Il leader della Lega ha accusato la maggioranza di governo di "odio razziale e ideologico contro i popoli del Nord"

Umberto Bossi, leader della Lega Nord, lancia una nuova provocazione.


Dopo le dichiarazioni sullo sciopero fiscale e sui "fucili", il senatur ha arringato la platea del Parlamento del Nord invocando una "guerra di liberazione". "La libertà - ha detto Bossi - non si puó piú conquistare in Parlamento ma attraverso la lotta di milioni di uomini disposti al sacrificio in una guerra di liberazione".




Bossi a poi attaccato la sinistra e il presidente della Repubblica per aver "fatto una cosa gravissima". Napolitano e le forze della sinistra sono colpevoli, secondo il leader della Lega, di "avere tirato fuori il referendum per lottare contro la devolution. In questo modo hanno affossato la democrazia del Paese che ha perso ogni barlume di lucidità democratica".

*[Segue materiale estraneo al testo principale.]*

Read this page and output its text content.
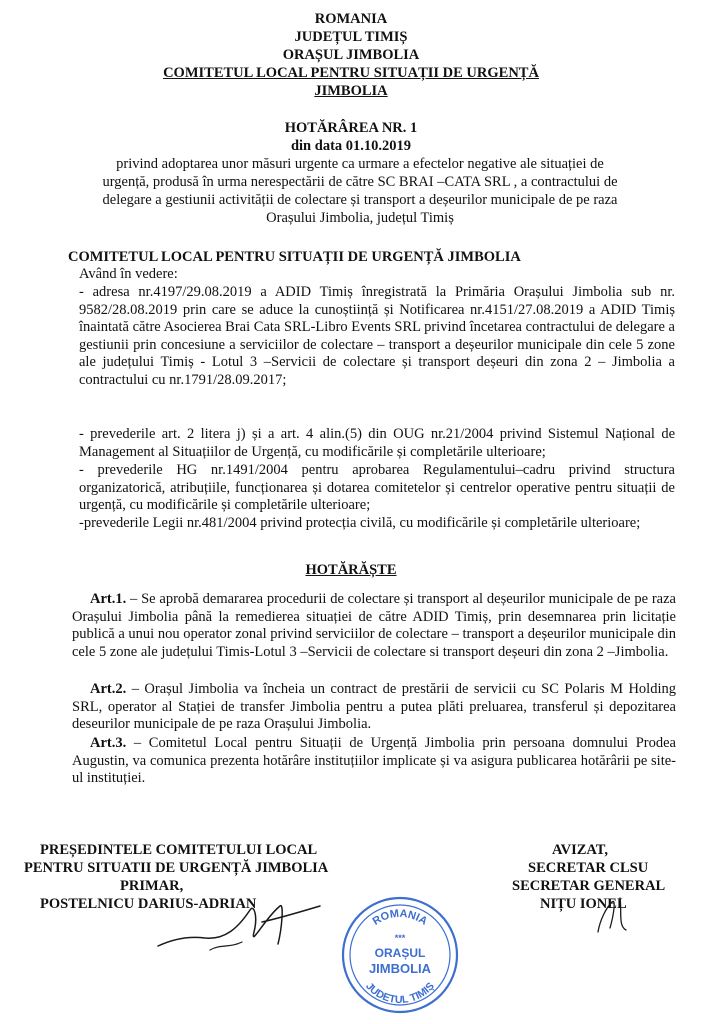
ROMANIA
JUDEȚUL TIMIȘ
ORAȘUL JIMBOLIA
COMITETUL LOCAL PENTRU SITUAȚII DE URGENȚĂ
JIMBOLIA
HOTĂRÂREA NR. 1
din data 01.10.2019
privind adoptarea unor măsuri urgente ca urmare a efectelor negative ale situației de
urgență, produsă în urma nerespectării de către SC BRAI –CATA SRL , a contractului de
delegare a gestiunii activității de colectare și transport a deșeurilor municipale de pe raza
Orașului Jimbolia, județul Timiș
COMITETUL LOCAL PENTRU SITUAȚII DE URGENȚĂ JIMBOLIA
Având în vedere:
- adresa nr.4197/29.08.2019 a ADID Timiș înregistrată la Primăria Orașului Jimbolia sub nr. 9582/28.08.2019 prin care se aduce la cunoștiință și Notificarea nr.4151/27.08.2019 a ADID Timiș înaintată către Asocierea Brai Cata SRL-Libro Events SRL privind încetarea contractului de delegare a gestiunii prin concesiune a serviciilor de colectare – transport a deșeurilor municipale din cele 5 zone ale județului Timiș - Lotul 3 –Servicii de colectare și transport deșeuri din zona 2 – Jimbolia a contractului cu nr.1791/28.09.2017;
- prevederile art. 2 litera j) și a art. 4 alin.(5) din OUG nr.21/2004 privind Sistemul Național de Management al Situațiilor de Urgență, cu modificările și completările ulterioare;
- prevederile HG nr.1491/2004 pentru aprobarea Regulamentului–cadru privind structura organizatorică, atribuțiile, funcționarea și dotarea comitetelor și centrelor operative pentru situații de urgență, cu modificările și completările ulterioare;
-prevederile Legii nr.481/2004 privind protecția civilă, cu modificările și completările ulterioare;
HOTĂRĂȘTE
Art.1. – Se aprobă demararea procedurii de colectare și transport al deșeurilor municipale de pe raza Orașului Jimbolia până la remedierea situației de către ADID Timiș, prin desemnarea prin licitație publică a unui nou operator zonal privind serviciilor de colectare – transport a deșeurilor municipale din cele 5 zone ale județului Timis-Lotul 3 –Servicii de colectare si transport deșeuri din zona 2 –Jimbolia.
Art.2. – Orașul Jimbolia va încheia un contract de prestării de servicii cu SC Polaris M Holding SRL, operator al Stației de transfer Jimbolia pentru a putea plăti preluarea, transferul și depozitarea deseurilor municipale de pe raza Orașului Jimbolia.
Art.3. – Comitetul Local pentru Situații de Urgență Jimbolia prin persoana domnului Prodea Augustin, va comunica prezenta hotărâre instituțiilor implicate și va asigura publicarea hotărârii pe site-ul instituției.
PREȘEDINTELE COMITETULUI LOCAL
PENTRU SITUATII DE URGENȚĂ JIMBOLIA
PRIMAR,
POSTELNICU DARIUS-ADRIAN
AVIZAT,
SECRETAR CLSU
SECRETAR GENERAL
NIȚU IONEL
ROMANIA
***
ORAȘUL
JIMBOLIA
JUDETUL TIMIȘ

Bossi ha inoltre accusato la maggioranza di governo di "odio razziale e ideologico contro i popoli del Nord".Il senatur ha poi ribadito la sua fiducia in Berlusconi. "Il candidato premier per noi rimane lui - ha spiegato - perché riesce a tenere bene insieme tutta la coalizione. Una coalizione in cui ci sono tanti matti. Io stesso non nascondo di essere un po' matto…". "Berlusconi - ha aggiunto - è almeno uno che cerca di muoversi per cambiare qualcosa" (fc).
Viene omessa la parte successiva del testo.